Glyph (a.k.a `LTChar`) bounding boxes have incorrect height
Instead of using the ascent (or the FontBBox which is also an option) to calculate the height of glyphs, pdfminer.layout.LTChar just uses a single unit in text space. This is almost right for a wide range of fonts, but is in no way required or guaranteed by PostScript, PDF, TrueType, etc, etc, etc.
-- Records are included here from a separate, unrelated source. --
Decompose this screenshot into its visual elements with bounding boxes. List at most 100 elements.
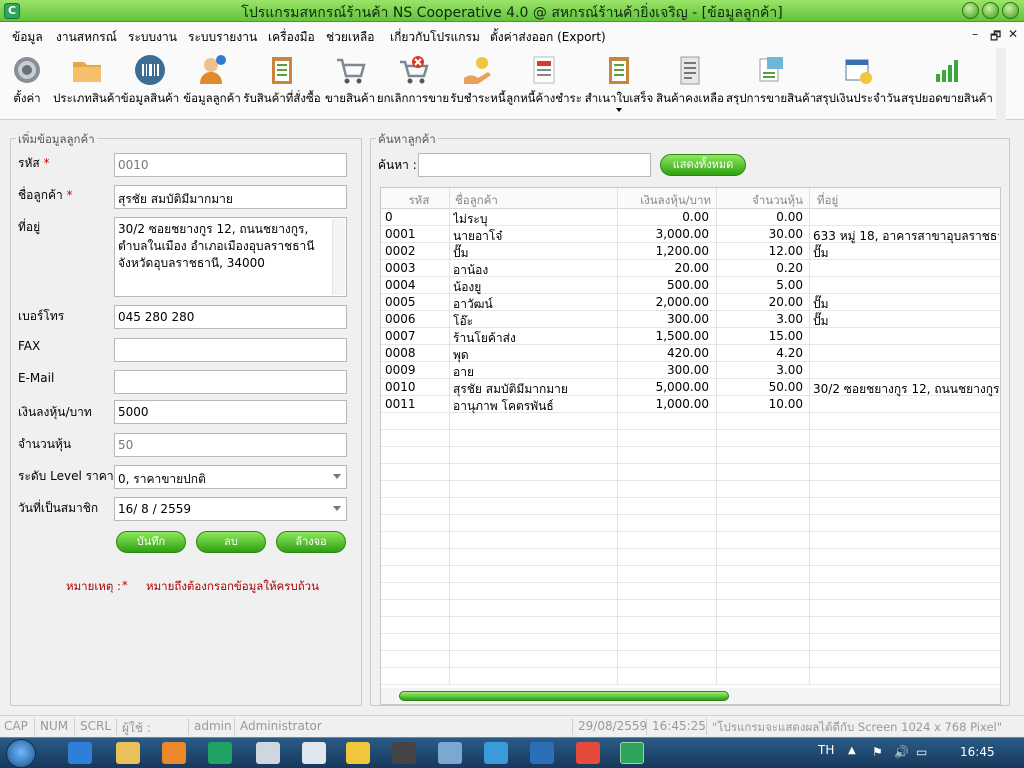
- column-header-name[interactable]: ชื่อลูกค้า: [455, 192, 498, 210]
- menu-tools[interactable]: เครื่องมือ: [268, 28, 315, 47]
- key-icon[interactable]: [346, 742, 370, 764]
- start-button[interactable]: [6, 739, 36, 768]
- clear-button[interactable]: ล้างจอ: [276, 531, 346, 553]
- toolbar-total-sales-summary[interactable]: สรุปยอดขายสินค้า: [901, 50, 993, 116]
- toolbar-receive-payment[interactable]: รับชำระหนี้: [450, 50, 506, 116]
- menu-system[interactable]: ระบบงาน: [128, 28, 177, 47]
- table-row[interactable]: [381, 498, 1000, 515]
- search-input[interactable]: [418, 153, 651, 177]
- address-textarea[interactable]: 30/2 ซอยชยางกูร 12, ถนนชยางกูร, ตำบลในเม…: [114, 217, 347, 297]
- phone-field[interactable]: 045 280 280: [114, 305, 347, 329]
- table-row[interactable]: 0003 อาน้อง 20.00 0.20: [381, 260, 1000, 277]
- menu-help[interactable]: ช่วยเหลือ: [326, 28, 375, 47]
- file-explorer-icon[interactable]: [116, 742, 140, 764]
- toolbar-copy-receipt[interactable]: สำเนาใบเสร็จ: [585, 50, 653, 116]
- menu-data[interactable]: ข้อมูล: [12, 28, 43, 47]
- customer-table[interactable]: รหัส ชื่อลูกค้า เงินลงหุ้น/บาท จำนวนหุ้น…: [380, 187, 1001, 705]
- table-row[interactable]: 0007 ร้านโยค้าส่ง 1,500.00 15.00: [381, 328, 1000, 345]
- ns-cooperative-icon[interactable]: [620, 742, 644, 764]
- toolbar-customer-data[interactable]: ข้อมูลลูกค้า: [183, 50, 241, 116]
- shares-field[interactable]: 50: [114, 433, 347, 457]
- table-row[interactable]: [381, 464, 1000, 481]
- table-row[interactable]: 0 ไม่ระบุ 0.00 0.00: [381, 209, 1000, 226]
- toolbar-sell-products[interactable]: ขายสินค้า: [325, 50, 375, 116]
- paint-icon[interactable]: [302, 742, 326, 764]
- toolbar-settings[interactable]: ตั้งค่า: [10, 50, 44, 116]
- maximize-button[interactable]: [982, 2, 999, 19]
- email-field[interactable]: [114, 370, 347, 394]
- table-row[interactable]: 0009 อาย 300.00 3.00: [381, 362, 1000, 379]
- internet-explorer-icon[interactable]: [68, 742, 92, 764]
- network-tray-icon[interactable]: ⚑: [872, 745, 883, 759]
- table-row[interactable]: 0004 น้องยู 500.00 5.00: [381, 277, 1000, 294]
- toolbar-sales-summary[interactable]: สรุปการขายสินค้า: [726, 50, 816, 116]
- table-row[interactable]: [381, 532, 1000, 549]
- tray-expand-icon[interactable]: ▲: [848, 745, 856, 756]
- table-row[interactable]: [381, 668, 1000, 685]
- column-header-address[interactable]: ที่อยู่: [817, 192, 838, 210]
- table-row[interactable]: [381, 617, 1000, 634]
- close-button[interactable]: [1002, 2, 1019, 19]
- table-row[interactable]: 0001 นายอาโจ๋ 3,000.00 30.00 633 หมู่ 18, อา…: [381, 226, 1000, 243]
- customer-name-field[interactable]: สุรชัย สมบัติมีมากมาย: [114, 185, 347, 209]
- word-icon[interactable]: [256, 742, 280, 764]
- media-player-icon[interactable]: [162, 742, 186, 764]
- menu-about[interactable]: เกี่ยวกับโปรแกรม: [390, 28, 480, 47]
- skype-icon[interactable]: [530, 742, 554, 764]
- table-row[interactable]: 0005 อาวัฒน์ 2,000.00 20.00 ปั๊ม: [381, 294, 1000, 311]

You can see this most clearly in the PDFs in https://github.com/dhdaines/playa/issues/79
The fix is really simple, but it may cause unintended consequences for code that relied on the bogus glyph heights in some way (see https://xkcd.com/1172/), basically:
diff --git a/pdfminer/layout.py b/pdfminer/layout.py
index 2189445..970362e 100644
--- a/pdfminer/layout.py
+++ b/pdfminer/layout.py
@@ -386,7 +386,8 @@ class LTChar(LTComponent, LTText):
else:
# horizontal
descent = font.get_descent() * fontsize
- bbox = (0, descent + rise, self.adv, descent + rise + fontsize)
+ ascent = font.get_ascent() * fontsize
+ bbox = (0, descent + rise, self.adv, ascent + rise)
(a, b, c, d, e, f) = self.matrix
self.upright = a * d * scaling > 0 and b * c <= 0
(x0, y0, x1, y1) = apply_matrix_rect(self.matrix, bbox)
@dhdaines This patch really solved my problem. Thank you!
Testing file: https://www.heavenandearthdesigns.com/freecharts/Freebie%20Galaxy%20Gazing%20Chart%20Pack.pdf
@pietermarsman Would you mind taking a look? I've attached my testing file above.